Maribo Abbey, established in 1416, was the first Bridgettine monastery in Denmark and became one of the most important Danish abbeys of the late Middle Ages. It was located in the present town of Maribo on the island of Lolland (Region Sjælland) in southern Denmark. The monastery is in ruins, but the abbey church still remains in use as Maribo Cathedral.
The first Bridgettine abbey in Denmark was established in 1416 in the town of Skimminge on a gift of land (Grimstrup) from Queen Margaret I[1] and supplemented by her heir, Eric of Pomerania. Monks from the mother house of the Bridgettine Order, Vadstena Abbey in Sweden, were dispatched to set up a daughter house. At the same time the town, renamed "Marienbo" (later Maribo), received a city charter[2] which gave it protection from interference by local nobles. The new foundation received papal confirmation in 1418.
Construction had begun on the quire of Skimminge church some time before 1408. The existing work on the church was apparently incorporated into the new abbey church which was completed by 1470. It was built in Gothic style in red brick, the most common building material of the day in the region. It was rectangular with a nave and two side aisles the same height as the nave and choir.
Bridgettine abbeys were double monasteries, meaning that they contained both nuns and canons.[3] The order stipulated that the complement of a house should be 60 nuns, 13 canons, four deacons and eight lay brothers.

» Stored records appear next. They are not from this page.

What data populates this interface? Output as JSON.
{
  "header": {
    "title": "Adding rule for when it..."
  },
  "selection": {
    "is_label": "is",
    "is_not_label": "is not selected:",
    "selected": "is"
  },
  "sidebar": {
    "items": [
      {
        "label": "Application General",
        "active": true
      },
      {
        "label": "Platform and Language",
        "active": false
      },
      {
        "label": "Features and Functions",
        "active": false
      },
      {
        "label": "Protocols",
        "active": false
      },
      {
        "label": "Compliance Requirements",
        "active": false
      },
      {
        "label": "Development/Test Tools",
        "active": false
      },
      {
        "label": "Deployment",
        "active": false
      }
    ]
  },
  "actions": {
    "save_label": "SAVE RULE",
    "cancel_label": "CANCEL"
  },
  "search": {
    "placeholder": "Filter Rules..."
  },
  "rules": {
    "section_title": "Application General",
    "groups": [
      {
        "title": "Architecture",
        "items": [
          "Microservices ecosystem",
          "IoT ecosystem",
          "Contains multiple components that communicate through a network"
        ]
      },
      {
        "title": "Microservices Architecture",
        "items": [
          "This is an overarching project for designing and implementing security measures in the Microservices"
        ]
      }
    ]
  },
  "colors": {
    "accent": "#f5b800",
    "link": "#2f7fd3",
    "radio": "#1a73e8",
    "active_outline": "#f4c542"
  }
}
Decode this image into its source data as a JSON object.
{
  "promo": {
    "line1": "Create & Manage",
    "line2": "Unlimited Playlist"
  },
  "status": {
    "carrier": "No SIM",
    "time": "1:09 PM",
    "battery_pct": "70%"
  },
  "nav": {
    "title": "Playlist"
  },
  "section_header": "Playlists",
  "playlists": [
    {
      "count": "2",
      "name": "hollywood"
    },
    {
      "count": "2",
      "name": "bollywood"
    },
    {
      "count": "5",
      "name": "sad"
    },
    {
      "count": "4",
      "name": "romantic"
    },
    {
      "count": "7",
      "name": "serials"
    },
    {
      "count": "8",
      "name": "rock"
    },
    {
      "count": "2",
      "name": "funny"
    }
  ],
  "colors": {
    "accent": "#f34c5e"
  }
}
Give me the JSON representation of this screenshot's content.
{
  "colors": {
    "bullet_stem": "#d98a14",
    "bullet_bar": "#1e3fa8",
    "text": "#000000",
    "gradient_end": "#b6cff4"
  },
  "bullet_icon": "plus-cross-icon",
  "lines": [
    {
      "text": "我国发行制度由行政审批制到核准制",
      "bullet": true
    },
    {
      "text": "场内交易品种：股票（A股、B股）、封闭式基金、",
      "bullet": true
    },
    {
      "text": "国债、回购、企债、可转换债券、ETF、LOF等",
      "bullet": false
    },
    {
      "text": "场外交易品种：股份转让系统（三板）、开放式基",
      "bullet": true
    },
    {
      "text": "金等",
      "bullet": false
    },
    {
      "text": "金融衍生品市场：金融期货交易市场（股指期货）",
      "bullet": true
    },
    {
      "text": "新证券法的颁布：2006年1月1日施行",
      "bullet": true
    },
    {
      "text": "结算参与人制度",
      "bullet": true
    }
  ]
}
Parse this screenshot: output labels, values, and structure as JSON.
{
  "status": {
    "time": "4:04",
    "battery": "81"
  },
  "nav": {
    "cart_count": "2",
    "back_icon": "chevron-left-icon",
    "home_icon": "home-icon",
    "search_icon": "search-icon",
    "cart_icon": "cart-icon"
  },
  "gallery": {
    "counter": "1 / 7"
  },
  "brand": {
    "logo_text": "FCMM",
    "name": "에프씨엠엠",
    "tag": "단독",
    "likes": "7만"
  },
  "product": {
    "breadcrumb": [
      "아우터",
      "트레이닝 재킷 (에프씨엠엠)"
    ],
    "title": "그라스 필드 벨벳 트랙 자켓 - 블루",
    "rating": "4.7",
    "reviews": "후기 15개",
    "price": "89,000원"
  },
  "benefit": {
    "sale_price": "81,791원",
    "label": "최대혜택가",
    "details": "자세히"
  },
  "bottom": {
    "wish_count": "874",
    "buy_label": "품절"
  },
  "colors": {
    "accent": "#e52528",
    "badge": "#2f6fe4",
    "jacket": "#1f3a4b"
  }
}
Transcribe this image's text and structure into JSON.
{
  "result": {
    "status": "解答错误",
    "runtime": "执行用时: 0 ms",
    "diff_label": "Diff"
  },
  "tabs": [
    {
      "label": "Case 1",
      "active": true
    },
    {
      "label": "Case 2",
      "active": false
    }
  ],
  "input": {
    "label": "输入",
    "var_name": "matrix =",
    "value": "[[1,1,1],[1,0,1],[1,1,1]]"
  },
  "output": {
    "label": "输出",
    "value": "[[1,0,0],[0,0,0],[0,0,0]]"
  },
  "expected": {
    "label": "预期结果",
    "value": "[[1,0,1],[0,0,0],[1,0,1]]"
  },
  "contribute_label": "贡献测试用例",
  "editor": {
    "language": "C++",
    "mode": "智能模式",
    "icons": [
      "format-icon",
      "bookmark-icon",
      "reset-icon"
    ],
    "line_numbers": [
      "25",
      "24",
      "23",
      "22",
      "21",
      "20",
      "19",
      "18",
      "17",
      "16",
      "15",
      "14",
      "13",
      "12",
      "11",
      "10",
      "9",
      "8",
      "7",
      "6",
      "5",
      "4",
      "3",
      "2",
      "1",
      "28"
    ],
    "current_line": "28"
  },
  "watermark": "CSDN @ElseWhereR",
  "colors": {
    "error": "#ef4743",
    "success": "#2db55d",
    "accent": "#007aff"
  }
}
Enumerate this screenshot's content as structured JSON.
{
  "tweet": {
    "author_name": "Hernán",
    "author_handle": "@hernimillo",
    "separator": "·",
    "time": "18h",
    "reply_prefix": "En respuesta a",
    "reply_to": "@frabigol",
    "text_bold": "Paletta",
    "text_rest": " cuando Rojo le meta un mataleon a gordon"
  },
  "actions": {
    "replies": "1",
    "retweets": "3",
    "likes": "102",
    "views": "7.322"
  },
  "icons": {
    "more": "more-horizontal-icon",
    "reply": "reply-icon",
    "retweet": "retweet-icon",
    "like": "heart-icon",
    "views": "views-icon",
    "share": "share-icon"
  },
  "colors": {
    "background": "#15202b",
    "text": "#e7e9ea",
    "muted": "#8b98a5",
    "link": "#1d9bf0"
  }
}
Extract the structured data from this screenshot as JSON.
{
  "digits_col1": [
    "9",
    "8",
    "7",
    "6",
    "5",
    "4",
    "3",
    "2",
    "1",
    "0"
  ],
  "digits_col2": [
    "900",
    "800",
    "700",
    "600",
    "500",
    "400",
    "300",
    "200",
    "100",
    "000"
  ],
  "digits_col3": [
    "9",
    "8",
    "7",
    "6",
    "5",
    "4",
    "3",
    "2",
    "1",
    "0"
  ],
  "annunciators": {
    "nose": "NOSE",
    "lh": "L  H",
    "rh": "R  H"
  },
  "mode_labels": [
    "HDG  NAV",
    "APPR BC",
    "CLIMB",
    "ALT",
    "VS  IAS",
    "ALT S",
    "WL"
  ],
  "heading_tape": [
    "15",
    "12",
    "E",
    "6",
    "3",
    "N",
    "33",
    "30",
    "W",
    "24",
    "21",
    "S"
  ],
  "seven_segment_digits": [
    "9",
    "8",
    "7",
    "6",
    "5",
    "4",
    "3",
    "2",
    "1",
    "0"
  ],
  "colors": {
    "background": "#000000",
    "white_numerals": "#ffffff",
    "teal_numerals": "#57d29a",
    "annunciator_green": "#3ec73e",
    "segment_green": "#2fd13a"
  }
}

The conventual buildings consisted of two separate sections, with nuns on the north side and canons on the south. The abbess kept order among the nuns and had ultimate control of the abbey; the 13 canons were led by the general confessor.
At its height, Maribo Abbey owned several manors and over 400 farms, making it one of Denmark's great landowners in the Middle Ages.
Denmark became officially Lutheran in October 1536 when the King and State Council adopted the . Reformation of local churches had been occurring since the mid 1520s, but after 1536 the government closed all religious houses. Although Maribo Abbey was dissolved as a religious institution, the nuns were permitted to live out their lives, without state assistance, until 1551. Some of the nuns apparently went to Mariager Abbey on Jutland where the last nun died in 1588. A few of the nuns stayed on at Maribo.
In 1556 the abbey was organized into a Lutheran house of secular canonesses for the use of unmarried noblewomen.[4] In August of that year King Christian III visited Maribo to witness the induction of a young woman into the Lutheran abbey. Lady Mette Marsvinsdatter was named abbess and given control over the vast estates which funded the community once again. Lady Drude Pogvisk was named prioress, Lady Mette's second in command. After the king's visit, a number of noble families paid to accommodate their unmarried daughters or sisters at the abbey for the rest of their lives, unless a marriage prospect arose. These women were not nuns, although their days were supposed to be filled with Protestant religious activity and good works.
The abbey's renewal was not without its critics. Already in 1563 the Lutheran Bishop of Fyn, who had responsibility for Maribo, received complaints that the abbey was harboring Roman Catholics. Allegations of the continued prayers for the souls of the dead, the singing of Catholic hymns, the refusal to listen to the Lutheran pastor's sermons (he was heckled in church), and the resumption of the habit of the Bridgettines were all cited as proof that the abbey was "corrupting" the women who went to live there. In subsequent years the charges became even worse: the abbey was opened to anyone who wanted to visit; the women fought openly and refused to comply with the rule or the abbess; many were drunk on a regular basis, drinking up the fourteen barrels of beer received each year as rent and more. It was also asserted that women's rooms were used as brothels for any young nobleman who wandered inside.
In 1596 Maribo's parish church burned down, and the abbey church became also the parish church for the town. The abbey was closed down in 1621, and its buildings and estates given to Sorø Academy as an income property. Most of the buildings were torn down for building materials, leaving only the church still in use.
See main article: Maribo Cathedral. In 1803 when the Diocese of Lolland–Falster was created, Maribo Abbey church became its cathedral. However, with only such a small town to support it, the building had fallen into disrepair. In the 1860s the church was restored and a new, slender, west tower built to replace the old one. The church's tower has five bells: the oldest, a survival by an unknown maker from the original abbey church, cracked and was removed from the tower in 1996.
Maribo once again has a women's Bridgettine community, the Habitaculum Mariæ Abbey, established in the town in 2006. However, its location is distinct from the historical original Bridgettine site, which has protected status.